Your regular doctor checks one more time days later and tells you that there is still tissue. And you’re due to fly across the country in a plane in three days. The hospital has an opening for the next morning and you schedule your abortion. The person who checks you in, your nurse, the anesthesiologist, everyone, tells you “I’m so sorry for your loss” but the tissue never became a being and you never had a real baby inside of you.
What did you even lose?
I report the loss to my pregnancy app on my phone, and even the phone expresses sympathy. Do you want to add another baby? It asks. 41% of women who miscarry feel alone. 47% of women who miscarry feel guilt. 28% of women who miscarry feel ashamed. 41% of women who miscarry feel that they’ve done something wrong.[1] My doctor told me I couldn’t have caused this, that it just happened. Yet I ask my fiancé to print out the ultrasound pictures of that tissue, the sack where our baby should’ve been. He prints them, laminates them, and leaves them on my desk without telling me. For me to stumble upon them one day, maybe after a day I apply to more jobs, or a day where I smile and wave at a baby staring at me in public. Maybe a day when I again feel a bit empty and want that tissue back inside me, or better yet, a baby. I arrange the two photos on the carpet, the two pregnancy tests on either side of them and my memoir to the left. They are artifacts of those few weeks, when I thought I carried life within me. When I did carry life within me. I take the photo and edit it to be aesthetically pleasing enough for my phone background. I keep that tissue as my background for months after.

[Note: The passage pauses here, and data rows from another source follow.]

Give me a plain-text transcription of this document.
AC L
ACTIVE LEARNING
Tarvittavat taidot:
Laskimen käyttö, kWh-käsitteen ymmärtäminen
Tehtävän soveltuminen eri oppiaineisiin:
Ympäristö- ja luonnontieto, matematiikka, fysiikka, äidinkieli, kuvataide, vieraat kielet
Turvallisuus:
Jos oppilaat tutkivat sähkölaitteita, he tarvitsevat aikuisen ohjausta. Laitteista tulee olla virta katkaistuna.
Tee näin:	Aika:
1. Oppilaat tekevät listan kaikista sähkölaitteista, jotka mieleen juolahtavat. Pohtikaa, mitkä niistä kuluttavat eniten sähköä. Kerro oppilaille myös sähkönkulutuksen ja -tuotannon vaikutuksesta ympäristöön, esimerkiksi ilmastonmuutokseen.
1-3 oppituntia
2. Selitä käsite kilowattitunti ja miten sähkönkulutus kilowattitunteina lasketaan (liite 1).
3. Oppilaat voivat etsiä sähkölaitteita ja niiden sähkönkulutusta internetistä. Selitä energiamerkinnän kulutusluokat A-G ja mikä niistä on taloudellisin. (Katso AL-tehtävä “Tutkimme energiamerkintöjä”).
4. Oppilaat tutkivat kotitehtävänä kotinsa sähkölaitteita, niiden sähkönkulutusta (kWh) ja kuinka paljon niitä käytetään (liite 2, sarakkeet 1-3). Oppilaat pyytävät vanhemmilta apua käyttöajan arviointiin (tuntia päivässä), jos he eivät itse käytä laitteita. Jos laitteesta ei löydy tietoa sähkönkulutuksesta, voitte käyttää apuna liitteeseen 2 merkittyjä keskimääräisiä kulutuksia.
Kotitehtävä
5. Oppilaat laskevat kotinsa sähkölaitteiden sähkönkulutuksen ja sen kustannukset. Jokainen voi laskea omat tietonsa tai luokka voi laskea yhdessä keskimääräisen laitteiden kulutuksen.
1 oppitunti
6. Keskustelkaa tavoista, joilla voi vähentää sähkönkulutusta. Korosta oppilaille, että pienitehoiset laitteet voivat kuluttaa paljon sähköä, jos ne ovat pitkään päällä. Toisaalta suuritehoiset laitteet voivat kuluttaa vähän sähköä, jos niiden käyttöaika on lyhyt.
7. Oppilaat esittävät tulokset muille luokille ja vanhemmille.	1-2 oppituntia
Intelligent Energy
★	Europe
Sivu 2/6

“At [six] months following miscarriage, women are at a significantly increased risk for minor depressive episodes, and the majority developed symptoms within the first month after miscarrying,” according to a 2015 study.[2] And here I am, laying naked in our bed and my fiancé laying naked nearly on top of me. He kisses me like he did before, his hands caress me like they did before, yet my body does not feel as it did before. Before all that. The constant blood has stopped, but I am still convinced that when he pulls his fingers out of me it will come with a gush of blood and tissue and whatever else. There is no blood. There is no tissue. But there is also no pleasure. I am glass. I am fragile. I didn’t really lose a baby, but I lost something that feels like a baby. I lost our lentil, blueberry, kidney bean, grape. We can make another one, an actual baby this time, but it won’t be this little one we lost. My therapist explains that to mourn this loss, no matter how small, some people plant trees, write letters, hold a funeral or service, but how do you do any of that for a thing of tissue the size of a grape?
What do I do now?
All I can do is exist as glass.
[1] “The Taboo of Miscarriage: Why We Need To Talk About It.” Dr. T Williams Fertility Center, https://blog.drtanyawilliams.com/the-taboo-of-miscarriage-why-we-need-to-talk-about-it/
[2] Nynas, Johnna et al. “Depression and Anxiety Following Early Pregnancy Loss: Recommendations for Primary Care Providers.” The primary care companion for CNS disorders vol. 17,1 10.4088/PCC.14r01721. 29 Jan. 2015, doi:10.4088/PCC.14r01721
Aarron Sholar’s essays have been nominated for The Pushcart Prize and Best of the Net. His debut memoir, The Body of a Frog: A Memoir on Self-Loathing, Self-Love, and Transgender Pregnancy, is forthcoming from Atmosphere Press. He holds an MFA from MSU, Mankato and a BA from Salisbury University. He serves as the Prose Editor for Beaver Magazine.